There are many things we can do:
- can replace 250ms by heuristic like: 4sec and tx.DirtySpace() < 64mb
- to not fsync prune, fsync only exec. E2 did it. (it's ok to fsync every 2nd rwtx in mdbx)
- E3 has +1 fsync compare to E2: rawdb.WriteLastNewBlockSeen (maybe it impacting chain-tip also)
- re-visit prune: make it do less random-deletes on chain-tip
- delete prefixes instead of individual keys
- reduce chaindata size (InvertedIndexes schema)

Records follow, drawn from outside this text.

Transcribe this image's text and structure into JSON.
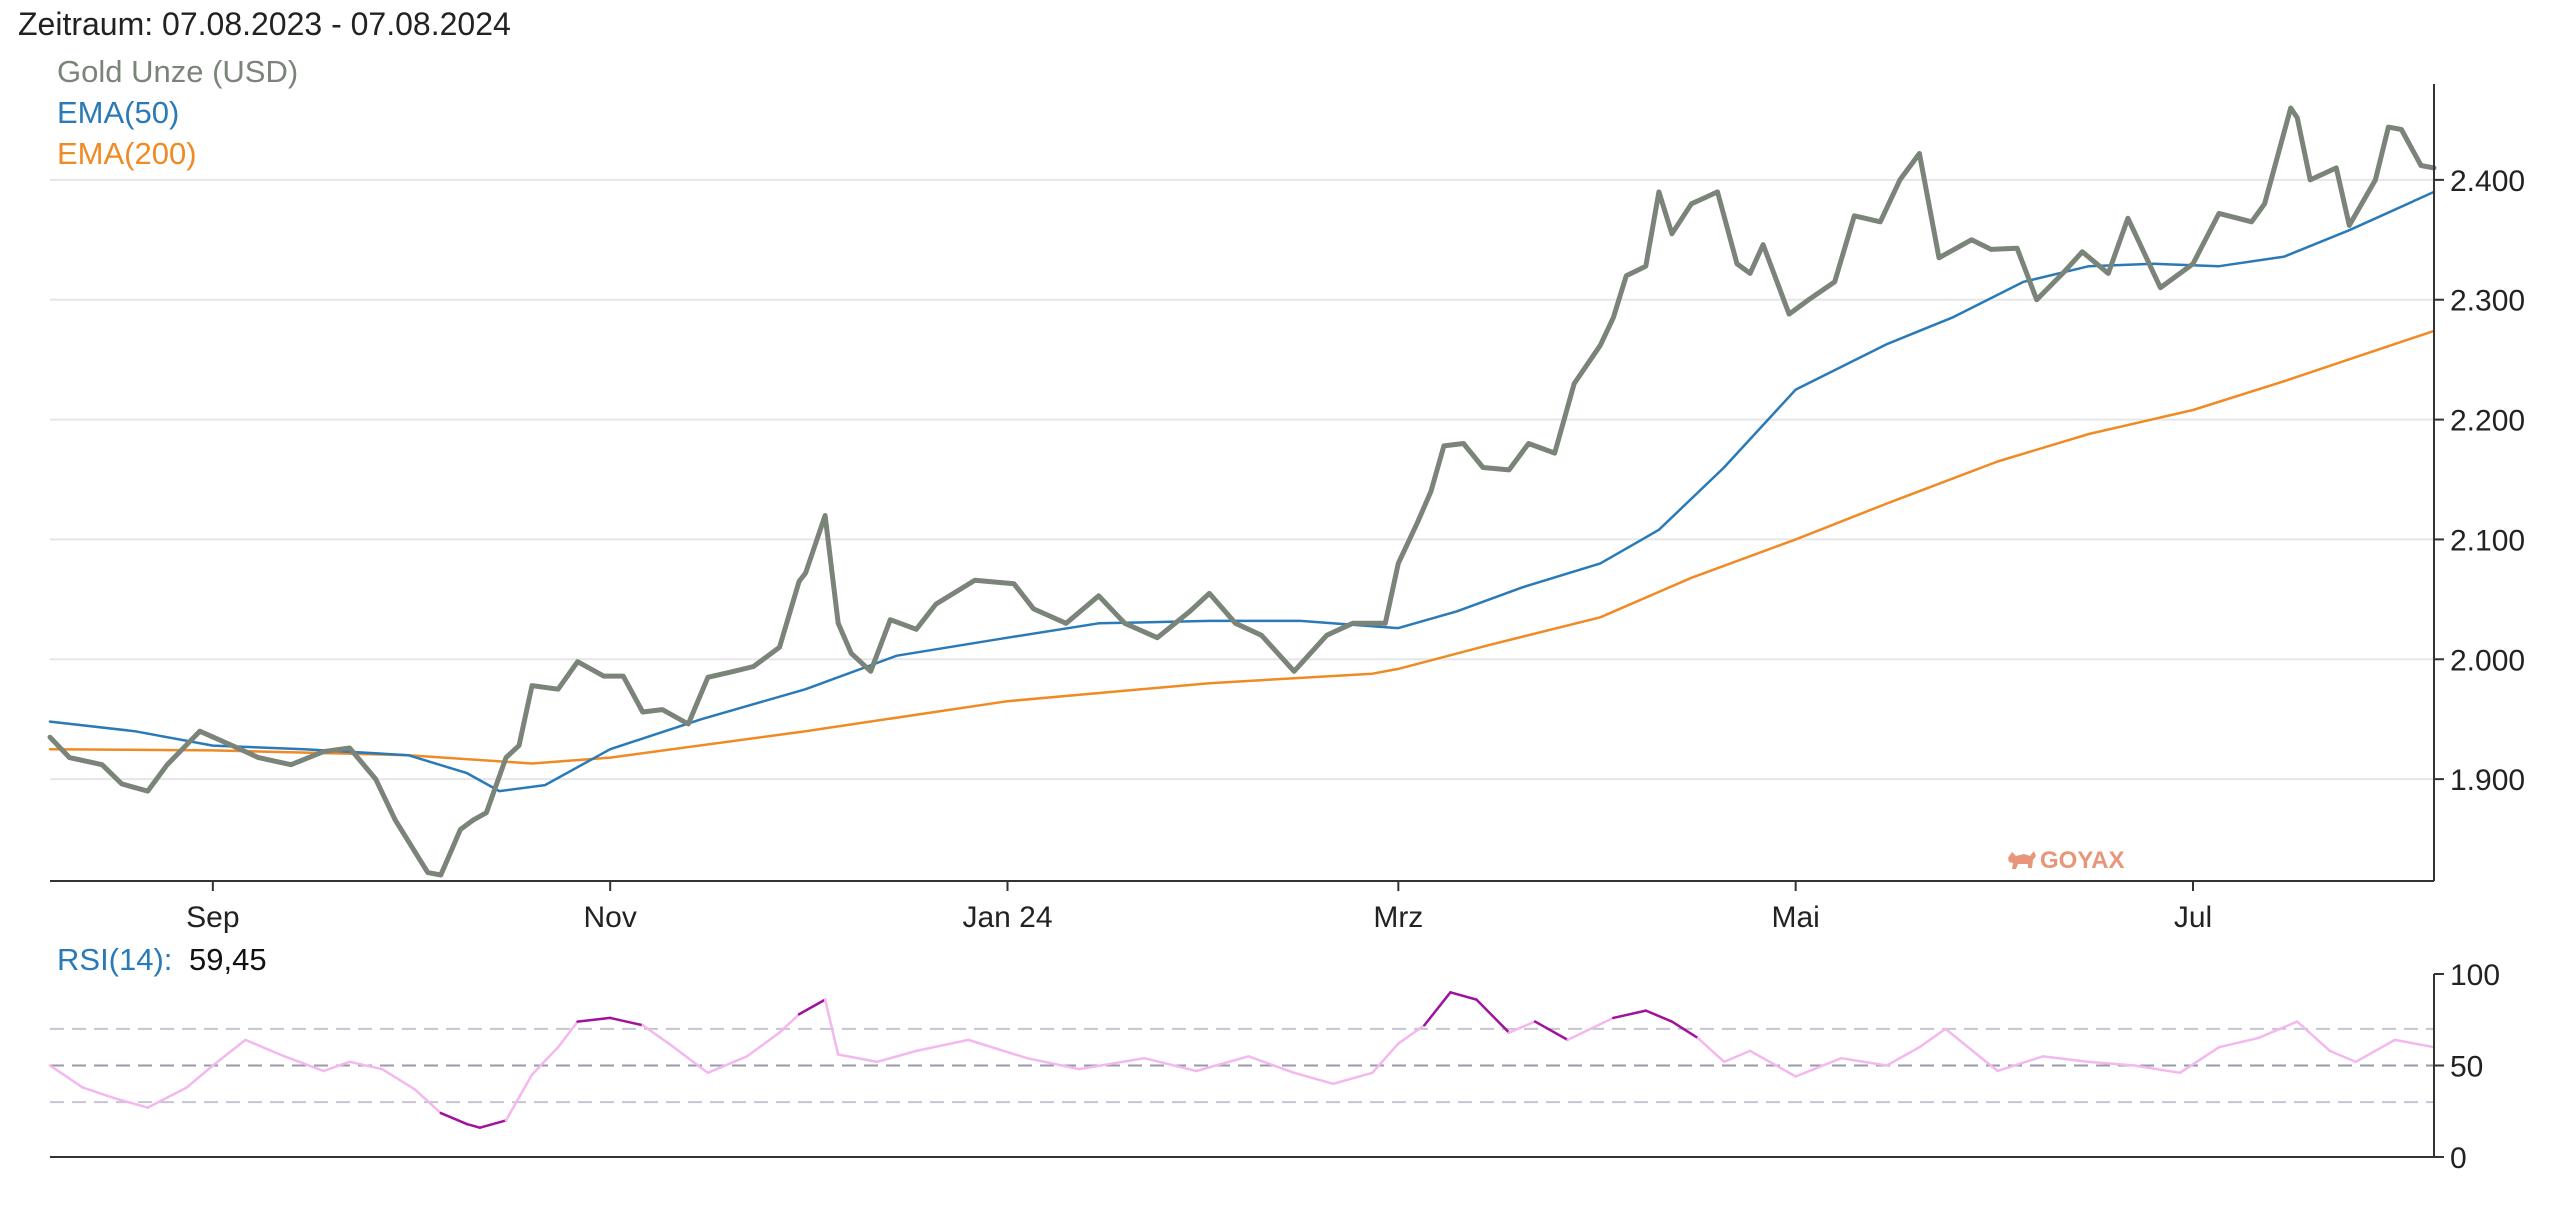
{
  "header": {
    "period_label": "Zeitraum: 07.08.2023 - 07.08.2024"
  },
  "watermark": {
    "text": "GOYAX",
    "color": "#e8967a"
  },
  "colors": {
    "gold": "#7a8478",
    "ema50": "#2a7ab8",
    "ema200": "#f08a24",
    "rsi_normal": "#f3b8ee",
    "rsi_extreme": "#a0119c",
    "grid": "#e6e6e6",
    "axis": "#333333",
    "legend_rsi": "#2a7ab8",
    "rsi_guides": "#c5c5d3"
  },
  "chart_data": [
    {
      "type": "line",
      "title": "Zeitraum: 07.08.2023 - 07.08.2024",
      "x_tick_labels": [
        "Sep",
        "Nov",
        "Jan 24",
        "Mrz",
        "Mai",
        "Jul"
      ],
      "x_tick_dates": [
        "2023-09-01",
        "2023-11-01",
        "2024-01-01",
        "2024-03-01",
        "2024-05-01",
        "2024-07-01"
      ],
      "x_range": [
        "2023-08-07",
        "2024-08-07"
      ],
      "y_tick_labels": [
        "1.900",
        "2.000",
        "2.100",
        "2.200",
        "2.300",
        "2.400"
      ],
      "y_ticks": [
        1900,
        2000,
        2100,
        2200,
        2300,
        2400
      ],
      "ylim": [
        1815,
        2480
      ],
      "grid": true,
      "legend_position": "top-left",
      "series": [
        {
          "name": "Gold Unze (USD)",
          "dates": [
            "2023-08-07",
            "2023-08-10",
            "2023-08-15",
            "2023-08-18",
            "2023-08-22",
            "2023-08-25",
            "2023-08-30",
            "2023-09-04",
            "2023-09-08",
            "2023-09-13",
            "2023-09-18",
            "2023-09-22",
            "2023-09-26",
            "2023-09-29",
            "2023-10-04",
            "2023-10-06",
            "2023-10-09",
            "2023-10-11",
            "2023-10-13",
            "2023-10-16",
            "2023-10-18",
            "2023-10-20",
            "2023-10-24",
            "2023-10-27",
            "2023-10-31",
            "2023-11-03",
            "2023-11-06",
            "2023-11-09",
            "2023-11-13",
            "2023-11-16",
            "2023-11-20",
            "2023-11-23",
            "2023-11-27",
            "2023-11-30",
            "2023-12-01",
            "2023-12-04",
            "2023-12-06",
            "2023-12-08",
            "2023-12-11",
            "2023-12-14",
            "2023-12-18",
            "2023-12-21",
            "2023-12-27",
            "2024-01-02",
            "2024-01-05",
            "2024-01-10",
            "2024-01-15",
            "2024-01-19",
            "2024-01-24",
            "2024-01-29",
            "2024-02-01",
            "2024-02-05",
            "2024-02-09",
            "2024-02-14",
            "2024-02-19",
            "2024-02-23",
            "2024-02-28",
            "2024-03-01",
            "2024-03-04",
            "2024-03-06",
            "2024-03-08",
            "2024-03-11",
            "2024-03-14",
            "2024-03-18",
            "2024-03-21",
            "2024-03-25",
            "2024-03-28",
            "2024-04-01",
            "2024-04-03",
            "2024-04-05",
            "2024-04-08",
            "2024-04-10",
            "2024-04-12",
            "2024-04-15",
            "2024-04-17",
            "2024-04-19",
            "2024-04-22",
            "2024-04-24",
            "2024-04-26",
            "2024-04-30",
            "2024-05-03",
            "2024-05-07",
            "2024-05-10",
            "2024-05-14",
            "2024-05-17",
            "2024-05-20",
            "2024-05-23",
            "2024-05-28",
            "2024-05-31",
            "2024-06-04",
            "2024-06-07",
            "2024-06-11",
            "2024-06-14",
            "2024-06-18",
            "2024-06-21",
            "2024-06-26",
            "2024-07-01",
            "2024-07-05",
            "2024-07-10",
            "2024-07-12",
            "2024-07-16",
            "2024-07-17",
            "2024-07-19",
            "2024-07-23",
            "2024-07-25",
            "2024-07-29",
            "2024-07-31",
            "2024-08-02",
            "2024-08-05",
            "2024-08-07"
          ],
          "values": [
            1935,
            1918,
            1912,
            1896,
            1890,
            1912,
            1940,
            1928,
            1918,
            1912,
            1923,
            1926,
            1900,
            1866,
            1822,
            1820,
            1858,
            1866,
            1872,
            1918,
            1928,
            1978,
            1975,
            1998,
            1986,
            1986,
            1956,
            1958,
            1946,
            1985,
            1990,
            1994,
            2010,
            2065,
            2072,
            2120,
            2030,
            2005,
            1990,
            2033,
            2025,
            2046,
            2066,
            2063,
            2042,
            2030,
            2053,
            2030,
            2018,
            2040,
            2055,
            2030,
            2020,
            1990,
            2020,
            2030,
            2030,
            2080,
            2115,
            2140,
            2178,
            2180,
            2160,
            2158,
            2180,
            2172,
            2230,
            2262,
            2285,
            2320,
            2328,
            2390,
            2355,
            2380,
            2385,
            2390,
            2330,
            2322,
            2346,
            2288,
            2300,
            2315,
            2370,
            2365,
            2400,
            2422,
            2335,
            2350,
            2342,
            2343,
            2300,
            2322,
            2340,
            2322,
            2368,
            2310,
            2330,
            2372,
            2365,
            2380,
            2460,
            2452,
            2400,
            2410,
            2362,
            2400,
            2444,
            2442,
            2412,
            2410
          ]
        },
        {
          "name": "EMA(50)",
          "dates": [
            "2023-08-07",
            "2023-08-20",
            "2023-09-01",
            "2023-09-15",
            "2023-10-01",
            "2023-10-10",
            "2023-10-15",
            "2023-10-22",
            "2023-11-01",
            "2023-11-15",
            "2023-12-01",
            "2023-12-15",
            "2024-01-01",
            "2024-01-15",
            "2024-02-01",
            "2024-02-15",
            "2024-02-25",
            "2024-03-01",
            "2024-03-10",
            "2024-03-20",
            "2024-04-01",
            "2024-04-10",
            "2024-04-20",
            "2024-05-01",
            "2024-05-15",
            "2024-05-25",
            "2024-06-05",
            "2024-06-15",
            "2024-06-25",
            "2024-07-05",
            "2024-07-15",
            "2024-07-25",
            "2024-08-07"
          ],
          "values": [
            1948,
            1940,
            1928,
            1925,
            1920,
            1905,
            1890,
            1895,
            1925,
            1950,
            1975,
            2003,
            2018,
            2030,
            2032,
            2032,
            2028,
            2026,
            2040,
            2060,
            2080,
            2108,
            2160,
            2225,
            2263,
            2285,
            2315,
            2328,
            2330,
            2328,
            2336,
            2358,
            2390
          ]
        },
        {
          "name": "EMA(200)",
          "dates": [
            "2023-08-07",
            "2023-09-01",
            "2023-10-01",
            "2023-10-20",
            "2023-11-01",
            "2023-12-01",
            "2024-01-01",
            "2024-02-01",
            "2024-02-26",
            "2024-03-01",
            "2024-03-15",
            "2024-04-01",
            "2024-04-15",
            "2024-05-01",
            "2024-05-15",
            "2024-06-01",
            "2024-06-15",
            "2024-07-01",
            "2024-07-15",
            "2024-08-07"
          ],
          "values": [
            1925,
            1924,
            1920,
            1913,
            1918,
            1940,
            1965,
            1980,
            1988,
            1992,
            2012,
            2035,
            2068,
            2100,
            2130,
            2165,
            2188,
            2208,
            2232,
            2274
          ]
        }
      ]
    },
    {
      "type": "line",
      "title": "",
      "legend_label": "RSI(14):",
      "current_value_label": "59,45",
      "y_tick_labels": [
        "0",
        "50",
        "100"
      ],
      "y_ticks": [
        0,
        50,
        100
      ],
      "ylim": [
        0,
        100
      ],
      "guides": [
        30,
        50,
        70
      ],
      "overbought": 70,
      "oversold": 30,
      "series": [
        {
          "name": "RSI(14)",
          "dates": [
            "2023-08-07",
            "2023-08-12",
            "2023-08-17",
            "2023-08-22",
            "2023-08-28",
            "2023-09-01",
            "2023-09-06",
            "2023-09-12",
            "2023-09-18",
            "2023-09-22",
            "2023-09-27",
            "2023-10-02",
            "2023-10-06",
            "2023-10-10",
            "2023-10-12",
            "2023-10-16",
            "2023-10-20",
            "2023-10-24",
            "2023-10-27",
            "2023-11-01",
            "2023-11-06",
            "2023-11-10",
            "2023-11-16",
            "2023-11-22",
            "2023-11-27",
            "2023-11-30",
            "2023-12-04",
            "2023-12-06",
            "2023-12-12",
            "2023-12-18",
            "2023-12-26",
            "2024-01-04",
            "2024-01-12",
            "2024-01-22",
            "2024-01-30",
            "2024-02-07",
            "2024-02-14",
            "2024-02-20",
            "2024-02-26",
            "2024-03-01",
            "2024-03-05",
            "2024-03-09",
            "2024-03-13",
            "2024-03-18",
            "2024-03-22",
            "2024-03-27",
            "2024-04-03",
            "2024-04-08",
            "2024-04-12",
            "2024-04-16",
            "2024-04-20",
            "2024-04-24",
            "2024-05-01",
            "2024-05-08",
            "2024-05-15",
            "2024-05-20",
            "2024-05-24",
            "2024-06-01",
            "2024-06-08",
            "2024-06-15",
            "2024-06-22",
            "2024-06-29",
            "2024-07-05",
            "2024-07-11",
            "2024-07-17",
            "2024-07-22",
            "2024-07-26",
            "2024-08-01",
            "2024-08-07"
          ],
          "values": [
            50,
            38,
            32,
            27,
            38,
            50,
            64,
            55,
            47,
            52,
            48,
            37,
            24,
            18,
            16,
            20,
            45,
            60,
            74,
            76,
            72,
            62,
            46,
            55,
            68,
            78,
            86,
            56,
            52,
            58,
            64,
            54,
            48,
            54,
            47,
            55,
            46,
            40,
            46,
            62,
            72,
            90,
            86,
            68,
            74,
            64,
            76,
            80,
            74,
            65,
            52,
            58,
            44,
            54,
            50,
            60,
            70,
            47,
            55,
            52,
            50,
            46,
            60,
            65,
            74,
            58,
            52,
            64,
            60
          ]
        }
      ]
    }
  ]
}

- non-nvme drive may benefit from bigger pageSize (fsync will be faster because
- etc...
I will take a look
On slow machine i sometime see:
Prune TxLookup=1.162s Prune Execution=83ms - so will work on more determenistic TxLookup prune
Step1: made PruneTxLookup on chain-tip deterministic by time: https://github.com/erigontech/erigon/pull/12535 Step2: made PruneTxLookup of non-chain-tip more aggressive: https://github.com/erigontech/erigon/pull/12540 must be good-enough for validator on slow machine now
Step3: measured "how much pages get updated on chain-tip by PruneTxLookup": dirty_before=0B dirty_after=13416KB pruned_blks=8 pruned_txs=1249 - 10kb per key - it's expected: 1 random leaf-page + branchNodes + merge of almost-empty pages. Will work on reducing this.